2. Materials and Methods

2.1. Plant Material and Sample Preparation

A total of 94 samples from both symptomatic and asymptomatic olive plants (cultivars Picual and Serrana) were collected in 2020 and 2021 during the summer season in the main olive-producing area in the South of Spain (Jaén) and in a small olive-producing area in the eastern region of the country (Castellón).

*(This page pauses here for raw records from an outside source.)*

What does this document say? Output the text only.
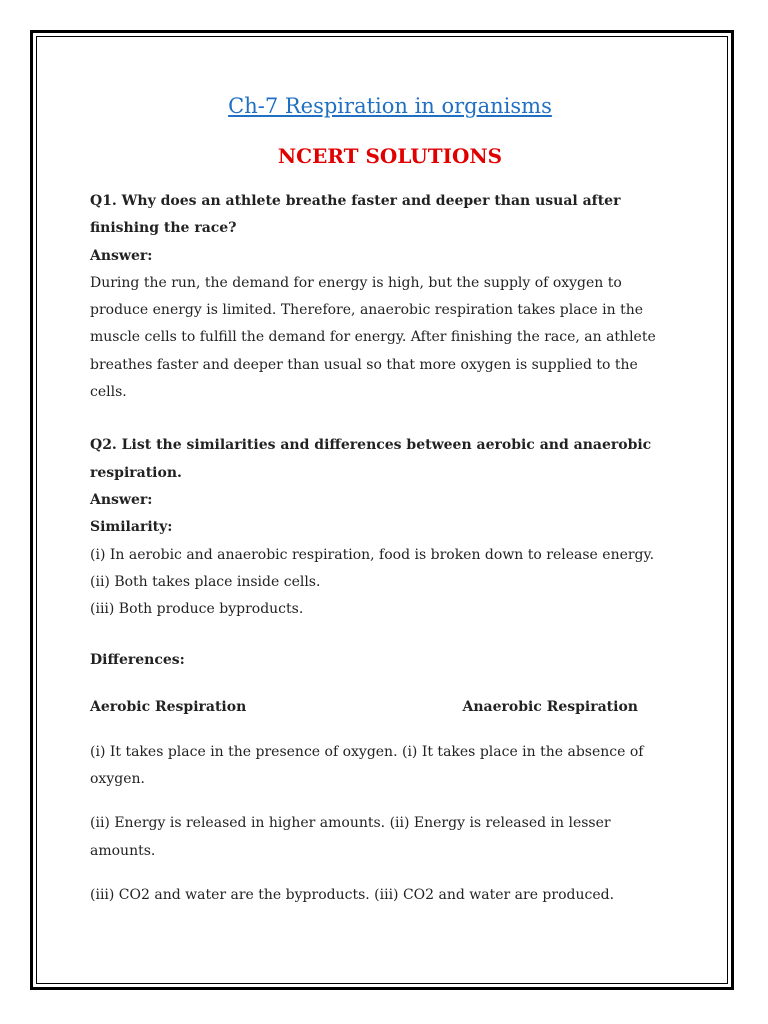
Ch-7 Respiration in organisms

NCERT SOLUTIONS

Q1. Why does an athlete breathe faster and deeper than usual after

finishing the race?

Answer:

During the run, the demand for energy is high, but the supply of oxygen to

produce energy is limited. Therefore, anaerobic respiration takes place in the

muscle cells to fulfill the demand for energy. After finishing the race, an athlete

breathes faster and deeper than usual so that more oxygen is supplied to the

cells.

Q2. List the similarities and differences between aerobic and anaerobic

respiration.

Answer:

Similarity:

(i) In aerobic and anaerobic respiration, food is broken down to release energy.

(ii) Both takes place inside cells.

(iii) Both produce byproducts.

Differences:

Aerobic Respiration	Anaerobic Respiration

(i) It takes place in the presence of oxygen. (i) It takes place in the absence of

oxygen.

(ii) Energy is released in higher amounts. (ii) Energy is released in lesser

amounts.

(iii) CO2 and water are the byproducts. (iii) CO2 and water are produced.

Leaf tissue from all olive trees analyzed was individually extracted in plastic bags (Bioreba, Reinach, Switzerland). Extraction buffer (PBS containing 0.2% of diethyldithiocarbamate and 2% of PVP-10) was added in a 1:5 ratio (w:v). Samples were grinded using Homex 6 homogenizer (Bioreba, Reinach, Switzerland). The resulting plant extract was kept on ice until subsequent processing.

Total RNA was purified from 200 µL of plant extract using the Plant/Fungi RNA isolation kit (Norgen Biotek Corporation, Thorold, ON, Canada) following the manufacturer’s instructions. Total DNA was purified from 200 µL of plant extract using the Plant/Fungi DNA isolation kit (Norgen Biotek Corporation, Thorold, ON, Canada) following the manufacturer’s instructions. After determining its concentration by spectrophotometry (DeNovix DS-11 spectrophotometer, DeNovix Inc., Wilmington, DE, USA), RNA and DNA samples were stored at −80 °C for subsequent analysis.

For HTS analysis, total RNA samples were treated with DNase using RNase-Free DNase I kit (Norgen Biotek Corporation, Thorold, ON, Canada) following the manufacturer’s instructions.

2.2. Insect Sample Preparation

A total of 14 samples of different insects were collected from olive trees in Jaén in summer 2021: 7 samples containing 5 different undetermined Cicadellidae (Hemiptera) species; 2 samples containing 1 undetermined Aphididae (Hemiptera) species; 2 samples of Agalmatium flavescens; and 3 samples of Euphyllura olivina. Total RNA was extracted from insects using the Plant/Fungi Total RNA Purification Kit (Norgen Biotek Corporation, Thorold, ON, Canada) with slight modifications. Individual insects were placed in Eppendorf tubes. A volume of 100 μL of lysis buffer and 212–300 μm glass beads (Sigma-Aldrich, Misuri, TX, USA) were added. After vortexing for 2′ the suspension was centrifuged for 5′ at 10,000× g, the supernatant was transferred to a fresh tube and the extraction completed following the kit manufacturer’s instructions.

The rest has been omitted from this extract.